Fonds mondial d’urgence : les donateurs doivent agir

Publié le : 1 Mars 2006

A une semaine du lancement officiel du Fonds mondial d’urgence par Kofi Annan, Secrétaire général des Nations unies, jeudi prochain, cinq des principaux pays donateurs ne se sont pas engagés pour son financement.

A une semaine du lancement officiel du Fonds mondial d’urgence par Kofi Annan, Secrétaire général des Nations unies, jeudi prochain, cinq des principaux pays donateurs ne se sont pas engagés pour son financement. Oxfam International a déclaré aujourd’hui que les Etats-Unis, le Japon, l’Australie, l’Italie et le Canada n’ont pas engagé le moindre cent dans le Fonds central de réponse d’urgence (Central Emergency Response Fund- CERF). Malgré qu’elle soit l’un des pays les plus riches du monde, la France lui a accordé à peine plus d’un million de dollars. À titre de comparaison, des pays plus pauvres comme le Mexique, Grenade et le Sri Lanka ont tous participé au fonds.

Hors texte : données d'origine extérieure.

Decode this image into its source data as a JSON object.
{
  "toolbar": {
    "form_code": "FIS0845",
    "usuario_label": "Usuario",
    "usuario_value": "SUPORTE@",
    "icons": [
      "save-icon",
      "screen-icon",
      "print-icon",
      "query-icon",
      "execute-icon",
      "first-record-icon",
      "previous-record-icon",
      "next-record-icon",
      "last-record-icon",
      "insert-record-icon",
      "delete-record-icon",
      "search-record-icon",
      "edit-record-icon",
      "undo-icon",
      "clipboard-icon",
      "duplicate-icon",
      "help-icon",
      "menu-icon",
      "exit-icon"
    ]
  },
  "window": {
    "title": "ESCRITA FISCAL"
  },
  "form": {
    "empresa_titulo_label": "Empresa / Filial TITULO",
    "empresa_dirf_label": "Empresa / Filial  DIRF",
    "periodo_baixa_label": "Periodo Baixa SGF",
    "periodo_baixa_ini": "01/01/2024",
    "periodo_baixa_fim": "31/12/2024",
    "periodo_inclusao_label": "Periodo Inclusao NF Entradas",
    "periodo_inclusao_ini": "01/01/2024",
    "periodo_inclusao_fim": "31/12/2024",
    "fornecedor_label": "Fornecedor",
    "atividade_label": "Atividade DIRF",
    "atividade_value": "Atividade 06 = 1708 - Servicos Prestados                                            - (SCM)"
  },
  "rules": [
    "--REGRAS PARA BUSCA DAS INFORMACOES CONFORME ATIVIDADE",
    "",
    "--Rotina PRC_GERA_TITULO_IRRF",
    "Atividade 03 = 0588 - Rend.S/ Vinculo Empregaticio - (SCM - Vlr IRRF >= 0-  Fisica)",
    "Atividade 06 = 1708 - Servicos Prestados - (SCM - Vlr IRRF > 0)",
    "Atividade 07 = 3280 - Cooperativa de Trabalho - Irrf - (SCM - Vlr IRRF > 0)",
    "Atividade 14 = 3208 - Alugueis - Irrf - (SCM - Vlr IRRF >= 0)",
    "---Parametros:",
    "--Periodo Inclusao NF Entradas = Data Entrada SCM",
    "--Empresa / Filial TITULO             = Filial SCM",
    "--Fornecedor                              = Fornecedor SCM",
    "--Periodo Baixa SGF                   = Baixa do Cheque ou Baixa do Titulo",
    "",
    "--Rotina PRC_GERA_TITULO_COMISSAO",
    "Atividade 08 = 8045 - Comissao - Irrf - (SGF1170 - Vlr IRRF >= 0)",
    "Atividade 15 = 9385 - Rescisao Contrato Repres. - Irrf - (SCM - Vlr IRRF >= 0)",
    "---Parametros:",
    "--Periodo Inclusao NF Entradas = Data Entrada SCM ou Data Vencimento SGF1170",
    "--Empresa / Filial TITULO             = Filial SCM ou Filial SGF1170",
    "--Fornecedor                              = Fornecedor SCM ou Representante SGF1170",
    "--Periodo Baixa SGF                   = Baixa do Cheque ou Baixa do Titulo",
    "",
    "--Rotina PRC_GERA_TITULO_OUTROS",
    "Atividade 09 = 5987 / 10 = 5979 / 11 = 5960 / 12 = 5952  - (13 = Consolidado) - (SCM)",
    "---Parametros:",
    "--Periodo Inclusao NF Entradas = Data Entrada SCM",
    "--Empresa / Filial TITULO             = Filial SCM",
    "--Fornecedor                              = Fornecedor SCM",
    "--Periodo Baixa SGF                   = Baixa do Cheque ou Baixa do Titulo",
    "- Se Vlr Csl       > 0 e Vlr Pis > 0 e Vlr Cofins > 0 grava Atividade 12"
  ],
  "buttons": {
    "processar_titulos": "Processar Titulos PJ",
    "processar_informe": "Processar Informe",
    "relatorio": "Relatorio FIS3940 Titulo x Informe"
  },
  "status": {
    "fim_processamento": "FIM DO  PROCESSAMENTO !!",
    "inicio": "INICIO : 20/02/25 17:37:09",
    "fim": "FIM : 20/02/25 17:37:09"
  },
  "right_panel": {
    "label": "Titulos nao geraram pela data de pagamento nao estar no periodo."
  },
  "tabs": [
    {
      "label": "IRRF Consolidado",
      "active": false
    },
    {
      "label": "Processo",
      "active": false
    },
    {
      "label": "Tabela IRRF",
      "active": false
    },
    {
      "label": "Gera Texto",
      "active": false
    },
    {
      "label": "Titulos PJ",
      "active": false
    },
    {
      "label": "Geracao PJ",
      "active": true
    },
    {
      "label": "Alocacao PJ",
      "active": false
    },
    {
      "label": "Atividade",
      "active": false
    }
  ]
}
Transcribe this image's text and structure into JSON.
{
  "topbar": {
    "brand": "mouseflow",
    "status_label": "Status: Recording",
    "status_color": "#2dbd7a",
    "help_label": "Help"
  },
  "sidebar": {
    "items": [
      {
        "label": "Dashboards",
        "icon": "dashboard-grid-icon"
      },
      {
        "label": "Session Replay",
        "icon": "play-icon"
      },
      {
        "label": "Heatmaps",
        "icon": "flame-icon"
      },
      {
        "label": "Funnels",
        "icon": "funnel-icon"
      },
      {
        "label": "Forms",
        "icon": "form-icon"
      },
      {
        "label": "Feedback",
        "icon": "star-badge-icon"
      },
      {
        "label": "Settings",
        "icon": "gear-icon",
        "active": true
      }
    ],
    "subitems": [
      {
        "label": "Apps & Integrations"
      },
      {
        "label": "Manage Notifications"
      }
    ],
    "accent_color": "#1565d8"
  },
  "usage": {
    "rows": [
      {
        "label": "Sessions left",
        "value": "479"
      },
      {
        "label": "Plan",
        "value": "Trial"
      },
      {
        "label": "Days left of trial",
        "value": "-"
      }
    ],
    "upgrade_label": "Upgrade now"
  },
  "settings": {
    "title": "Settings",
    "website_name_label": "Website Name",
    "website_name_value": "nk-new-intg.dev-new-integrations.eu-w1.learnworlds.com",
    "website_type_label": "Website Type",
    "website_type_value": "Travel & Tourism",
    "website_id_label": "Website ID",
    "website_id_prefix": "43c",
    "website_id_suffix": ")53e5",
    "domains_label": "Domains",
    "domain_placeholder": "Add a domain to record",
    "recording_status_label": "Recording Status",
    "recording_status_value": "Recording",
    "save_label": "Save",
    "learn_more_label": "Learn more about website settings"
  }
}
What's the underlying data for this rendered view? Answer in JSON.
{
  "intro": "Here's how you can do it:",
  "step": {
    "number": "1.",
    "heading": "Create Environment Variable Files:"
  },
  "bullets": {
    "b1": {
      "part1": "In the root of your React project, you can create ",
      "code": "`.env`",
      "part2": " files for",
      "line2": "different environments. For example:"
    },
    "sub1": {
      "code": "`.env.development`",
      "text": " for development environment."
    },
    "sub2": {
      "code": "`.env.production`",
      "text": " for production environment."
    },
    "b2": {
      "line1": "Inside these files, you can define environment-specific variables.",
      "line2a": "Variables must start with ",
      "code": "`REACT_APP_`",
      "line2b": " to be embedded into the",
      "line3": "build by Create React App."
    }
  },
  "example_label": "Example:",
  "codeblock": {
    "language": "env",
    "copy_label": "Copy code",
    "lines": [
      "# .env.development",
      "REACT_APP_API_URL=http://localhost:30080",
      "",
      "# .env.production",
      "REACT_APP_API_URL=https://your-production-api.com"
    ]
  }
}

Le Fonds mondial d’urgence permettra d’assurer une réaction rapide aux urgences, sauvant potentiellement des milliers de vie en rendant possible des actions endéans 72 heures, plutôt que d’avoir à attendre que l’ONU puisse récolter des fonds à chaque nouvelle crise. Le nouveau CERF a été approuvé formellement au cours de l’Assemblée Général de décembre et sera lancé à New York jeudi 9 mars.

Sarah Kline, Conseillère politique d’Oxfam, a déclaré que le fonds pourrait aider à la fois pour les catastrophes imprévues et aussi fournir de l’argent aux crises oubliées comme celle du Tchad auxquelles les gouvernements donateurs adéquats ne prêtent ni fonds, ni attention.

« Le fonds pourrait aider à sauver des vies dans des crises comme celles de l’Ouganda et du Tchad qui n’en font pas pour autant l’antenne du monde », affirme Sarah Kline. « Il pourrait très largement aider à résoudre les disputes continues et récurrentes à propos des dons d’argent en faveur des catastrophes naturelles et des conflits oubliés ».

« Les gouvernements se sont engagés à répondre rapidement et efficacement pour aider ceux qui en ont le plus besoin, mais maintenant qu’un fonds mondial d’urgence existe, ils semblent rechigner à y mettre de l’argent », ajoute-t-elle.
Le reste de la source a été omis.